Officer Galvan: Anything illegal in the car? Can I get your permission to check the car?

Brown: [Shakes head no.]

Officer Galvan: OK[] if I call a dog over here[?] [H]e isn’t going to hit on narcotics[?]

4 Brown: No sir.

Officer Galvan: Give me a minute, I’m going to call for a dog. OK? Give me a second.

¶6 Officer Galvan then returned to his patrol car to call for a K-9 unit, but, after

realizing that one would not be available, he decided not to make the call. Instead,

Officer Galvan returned to Brown’s car, and Brown then admitted that he had

marijuana in the vehicle. Officer Galvan told Brown that he was “not worried

about the weed.” Rather, Officer Galvan explained, he was worried about firearms

and asked if Brown had any in the vehicle.

Brown: No sir, you can check.

Officer Galvan: I can check it for firearms?

Brown: You can search me.

Officer Galvan: Can I check the vehicle for firearms?

Brown: Yes.

¶7 Brown then exited his vehicle, and Officer Galvan proceeded to pat him

down for weapons. The passenger then stated, “Hey I want to go back into my

apartment, can I leave?” Officer Galvan told her, “Yeah, you can leave if you

want.” The passenger then opened the door and exited the vehicle. Officer Galvan

testified that Officer King patted the passenger down for officer safety and, while

doing so, discovered a handgun in the passenger’s waistband. Upon finding the

firearm, Officer King shouted, “Gun, gun.” Brown immediately shouted, “Hey!

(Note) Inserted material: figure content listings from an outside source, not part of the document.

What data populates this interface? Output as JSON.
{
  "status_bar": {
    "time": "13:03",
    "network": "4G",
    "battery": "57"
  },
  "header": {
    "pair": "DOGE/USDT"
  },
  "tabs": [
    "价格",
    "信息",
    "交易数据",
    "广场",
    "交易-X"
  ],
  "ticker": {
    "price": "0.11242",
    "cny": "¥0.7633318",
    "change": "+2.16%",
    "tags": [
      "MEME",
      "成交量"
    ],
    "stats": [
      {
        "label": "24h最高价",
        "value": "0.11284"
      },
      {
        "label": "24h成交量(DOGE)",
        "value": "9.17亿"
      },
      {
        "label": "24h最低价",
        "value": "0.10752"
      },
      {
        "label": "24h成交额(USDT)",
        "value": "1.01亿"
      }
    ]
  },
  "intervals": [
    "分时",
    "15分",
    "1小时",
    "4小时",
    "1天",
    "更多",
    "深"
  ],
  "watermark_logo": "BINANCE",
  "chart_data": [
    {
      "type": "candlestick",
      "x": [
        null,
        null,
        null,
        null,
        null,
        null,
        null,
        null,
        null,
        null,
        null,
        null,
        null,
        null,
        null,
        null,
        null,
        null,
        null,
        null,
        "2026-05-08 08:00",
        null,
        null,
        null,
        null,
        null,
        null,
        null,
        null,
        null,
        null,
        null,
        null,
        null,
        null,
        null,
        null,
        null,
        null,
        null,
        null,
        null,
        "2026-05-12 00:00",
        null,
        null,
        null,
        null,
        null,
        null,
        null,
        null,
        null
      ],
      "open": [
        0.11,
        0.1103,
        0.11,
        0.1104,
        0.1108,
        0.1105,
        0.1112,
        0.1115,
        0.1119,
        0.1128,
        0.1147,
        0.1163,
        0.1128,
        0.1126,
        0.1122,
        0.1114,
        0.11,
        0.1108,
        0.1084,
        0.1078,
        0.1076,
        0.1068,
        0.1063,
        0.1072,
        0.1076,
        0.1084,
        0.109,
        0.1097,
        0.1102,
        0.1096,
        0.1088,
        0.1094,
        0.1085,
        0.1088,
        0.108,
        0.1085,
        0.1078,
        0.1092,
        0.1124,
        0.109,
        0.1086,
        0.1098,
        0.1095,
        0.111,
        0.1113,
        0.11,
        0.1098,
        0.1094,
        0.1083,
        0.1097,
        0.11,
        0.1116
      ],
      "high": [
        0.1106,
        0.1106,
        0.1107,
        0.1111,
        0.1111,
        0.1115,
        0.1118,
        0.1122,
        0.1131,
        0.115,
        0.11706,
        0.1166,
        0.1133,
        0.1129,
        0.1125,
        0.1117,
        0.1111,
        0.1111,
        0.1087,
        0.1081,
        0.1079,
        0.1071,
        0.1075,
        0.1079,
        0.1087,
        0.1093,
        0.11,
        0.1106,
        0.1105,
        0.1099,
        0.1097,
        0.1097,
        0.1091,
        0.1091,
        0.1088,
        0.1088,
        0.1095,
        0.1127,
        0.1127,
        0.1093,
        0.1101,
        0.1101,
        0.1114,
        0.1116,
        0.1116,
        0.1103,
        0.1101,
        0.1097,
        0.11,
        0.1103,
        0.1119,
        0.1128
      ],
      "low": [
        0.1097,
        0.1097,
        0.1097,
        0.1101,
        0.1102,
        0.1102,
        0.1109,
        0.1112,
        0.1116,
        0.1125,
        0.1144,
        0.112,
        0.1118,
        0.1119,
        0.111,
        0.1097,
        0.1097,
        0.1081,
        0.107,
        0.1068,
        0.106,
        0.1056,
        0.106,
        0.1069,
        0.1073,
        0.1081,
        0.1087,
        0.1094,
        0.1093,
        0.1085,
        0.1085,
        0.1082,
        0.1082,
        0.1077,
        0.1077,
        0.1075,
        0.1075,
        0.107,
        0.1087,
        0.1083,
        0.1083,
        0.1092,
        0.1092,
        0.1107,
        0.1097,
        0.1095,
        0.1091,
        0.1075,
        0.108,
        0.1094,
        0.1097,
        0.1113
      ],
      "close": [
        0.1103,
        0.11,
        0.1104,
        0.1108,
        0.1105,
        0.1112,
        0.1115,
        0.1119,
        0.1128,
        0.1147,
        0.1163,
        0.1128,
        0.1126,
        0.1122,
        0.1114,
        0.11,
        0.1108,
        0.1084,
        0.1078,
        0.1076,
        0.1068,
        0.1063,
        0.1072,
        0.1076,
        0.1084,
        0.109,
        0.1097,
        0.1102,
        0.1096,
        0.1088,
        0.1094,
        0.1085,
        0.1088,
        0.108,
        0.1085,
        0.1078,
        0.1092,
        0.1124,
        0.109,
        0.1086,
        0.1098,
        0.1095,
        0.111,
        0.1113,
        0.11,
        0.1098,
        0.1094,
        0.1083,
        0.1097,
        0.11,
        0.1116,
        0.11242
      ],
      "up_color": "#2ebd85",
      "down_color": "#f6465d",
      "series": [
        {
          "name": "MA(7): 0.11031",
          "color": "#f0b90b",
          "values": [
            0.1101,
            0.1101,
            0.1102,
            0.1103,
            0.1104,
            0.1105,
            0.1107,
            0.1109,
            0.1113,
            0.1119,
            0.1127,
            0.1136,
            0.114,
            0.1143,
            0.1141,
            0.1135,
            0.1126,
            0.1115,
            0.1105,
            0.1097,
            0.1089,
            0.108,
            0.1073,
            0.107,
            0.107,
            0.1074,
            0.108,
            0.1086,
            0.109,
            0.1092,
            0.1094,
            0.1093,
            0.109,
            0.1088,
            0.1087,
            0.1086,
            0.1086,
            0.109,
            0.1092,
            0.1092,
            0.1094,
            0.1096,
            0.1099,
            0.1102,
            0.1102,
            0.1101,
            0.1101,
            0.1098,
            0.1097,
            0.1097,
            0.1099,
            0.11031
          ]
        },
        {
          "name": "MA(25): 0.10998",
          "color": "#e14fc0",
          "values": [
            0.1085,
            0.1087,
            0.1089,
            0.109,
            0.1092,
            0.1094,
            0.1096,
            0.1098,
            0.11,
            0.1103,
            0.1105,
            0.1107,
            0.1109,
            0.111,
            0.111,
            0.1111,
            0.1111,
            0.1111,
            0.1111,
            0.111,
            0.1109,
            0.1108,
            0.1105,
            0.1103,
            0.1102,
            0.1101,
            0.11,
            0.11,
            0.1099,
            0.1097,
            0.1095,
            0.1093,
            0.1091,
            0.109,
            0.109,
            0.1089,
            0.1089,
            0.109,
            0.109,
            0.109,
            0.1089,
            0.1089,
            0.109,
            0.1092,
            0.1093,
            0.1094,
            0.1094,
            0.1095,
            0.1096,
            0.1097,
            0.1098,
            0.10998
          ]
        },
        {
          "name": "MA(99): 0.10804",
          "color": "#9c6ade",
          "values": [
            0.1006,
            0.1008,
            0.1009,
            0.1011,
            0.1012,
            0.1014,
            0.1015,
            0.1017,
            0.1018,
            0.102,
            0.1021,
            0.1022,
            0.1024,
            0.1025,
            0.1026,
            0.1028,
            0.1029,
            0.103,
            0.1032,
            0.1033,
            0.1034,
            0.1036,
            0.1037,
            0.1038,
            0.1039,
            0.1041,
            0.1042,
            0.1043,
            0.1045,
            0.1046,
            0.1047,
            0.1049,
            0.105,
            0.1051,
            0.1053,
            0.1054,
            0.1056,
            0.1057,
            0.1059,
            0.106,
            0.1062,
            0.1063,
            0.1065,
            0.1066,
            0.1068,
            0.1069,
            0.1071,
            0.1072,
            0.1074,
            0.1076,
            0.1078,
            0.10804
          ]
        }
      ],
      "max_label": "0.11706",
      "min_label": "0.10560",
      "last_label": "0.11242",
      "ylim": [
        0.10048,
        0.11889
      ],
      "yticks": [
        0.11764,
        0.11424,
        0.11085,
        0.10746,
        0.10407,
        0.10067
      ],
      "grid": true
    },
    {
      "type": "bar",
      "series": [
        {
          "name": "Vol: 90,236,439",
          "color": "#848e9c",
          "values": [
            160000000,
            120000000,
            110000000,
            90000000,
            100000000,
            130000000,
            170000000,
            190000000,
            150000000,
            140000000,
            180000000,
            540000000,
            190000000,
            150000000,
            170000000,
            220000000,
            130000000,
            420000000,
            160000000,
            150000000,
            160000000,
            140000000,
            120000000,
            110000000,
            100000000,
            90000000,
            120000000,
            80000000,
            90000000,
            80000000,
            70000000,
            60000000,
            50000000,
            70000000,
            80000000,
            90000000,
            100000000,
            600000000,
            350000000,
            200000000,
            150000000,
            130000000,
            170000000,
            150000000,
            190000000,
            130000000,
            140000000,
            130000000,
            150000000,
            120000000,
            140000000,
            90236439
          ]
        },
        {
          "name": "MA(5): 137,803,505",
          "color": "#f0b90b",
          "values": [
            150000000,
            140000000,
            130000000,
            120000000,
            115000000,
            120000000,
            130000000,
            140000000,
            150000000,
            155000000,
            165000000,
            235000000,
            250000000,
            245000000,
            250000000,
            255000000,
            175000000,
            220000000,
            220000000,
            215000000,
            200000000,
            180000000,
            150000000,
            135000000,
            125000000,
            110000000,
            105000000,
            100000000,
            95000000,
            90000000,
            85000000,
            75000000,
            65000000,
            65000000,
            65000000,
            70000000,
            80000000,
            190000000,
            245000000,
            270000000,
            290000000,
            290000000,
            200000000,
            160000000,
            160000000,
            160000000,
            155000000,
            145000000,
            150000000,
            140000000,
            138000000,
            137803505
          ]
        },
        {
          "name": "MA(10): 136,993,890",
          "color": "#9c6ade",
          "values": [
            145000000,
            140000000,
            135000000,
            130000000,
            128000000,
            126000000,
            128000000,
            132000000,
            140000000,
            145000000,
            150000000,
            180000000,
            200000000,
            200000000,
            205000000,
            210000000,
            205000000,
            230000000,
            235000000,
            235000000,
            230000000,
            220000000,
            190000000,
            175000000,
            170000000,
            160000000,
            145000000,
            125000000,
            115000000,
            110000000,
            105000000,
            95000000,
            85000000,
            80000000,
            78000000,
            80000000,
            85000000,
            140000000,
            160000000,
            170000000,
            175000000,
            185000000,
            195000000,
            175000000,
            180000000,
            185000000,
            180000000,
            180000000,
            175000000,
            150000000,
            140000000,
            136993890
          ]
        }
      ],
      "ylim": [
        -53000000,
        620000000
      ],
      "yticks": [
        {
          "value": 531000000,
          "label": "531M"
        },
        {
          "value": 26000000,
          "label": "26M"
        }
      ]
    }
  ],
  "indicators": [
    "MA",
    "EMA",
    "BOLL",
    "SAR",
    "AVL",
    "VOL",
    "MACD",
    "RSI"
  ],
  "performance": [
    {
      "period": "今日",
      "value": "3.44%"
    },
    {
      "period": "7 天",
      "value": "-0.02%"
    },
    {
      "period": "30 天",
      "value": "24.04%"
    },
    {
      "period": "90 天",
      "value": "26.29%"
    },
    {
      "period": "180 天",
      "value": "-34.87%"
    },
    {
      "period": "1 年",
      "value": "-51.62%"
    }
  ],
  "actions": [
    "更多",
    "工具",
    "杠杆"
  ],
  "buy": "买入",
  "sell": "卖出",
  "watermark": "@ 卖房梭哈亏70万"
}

5 Hey! That’s mine! That’s mine!” Brown affirmed that the firearm belonged to

him, and Officer Galvan then detained Brown with handcuffs, placed him in a

patrol car, and advised him of his Miranda rights. After being read his rights,

Brown again confirmed that the firearm was his and explained that he had given

it to the passenger because he was scared.

¶8 Brown was charged with one count of possession of a weapon by a previous

offender—juvenile offender.

¶9 Brown filed a motion to suppress the admission of the statements he made

to the officers, asserting that he was subjected to an investigative detention

unsupported by reasonable suspicion, which led to his formal arrest without

probable cause in violation of his Fourth Amendment rights. At the suppression

hearing, defense counsel elaborated, arguing that “from the very beginning of

[the] encounter it was an investigatory stop based on the officers’ actions, based

on where they parked, [and] how they approached.” Brown “would [not] have

believed he was [] free to leave” because “Officer Galvan’s squad car was parked

behind Mr. Brown’s in such a way that Mr. Brown could not back out without

hitting the squad car.”

¶10 Following multiple motions hearings, the trial court ruled that (1) the initial

contact was consensual; (2) the encounter turned into an investigatory stop once

Officer Galvan told Brown he was calling to have a dog brought to the scene;

6 (3) Brown did not have standing to challenge the search of the passenger, resulting

in discovery of the firearm; and (4) Officers Galvan and King did not have

reasonable and articulable suspicion that a crime had been committed, was being

committed, or was about to be committed to justify the seizure. Specifically, the

trial court found that because Officer Galvan indicated that he was not concerned

with the marijuana, he lacked justification for seizing Brown. Thus, the trial court

suppressed all statements obtained after Officer Galvan said he was calling for a

dog, including Brown’s statements that the firearm belonged to him.

¶11 The People then brought this interlocutory appeal.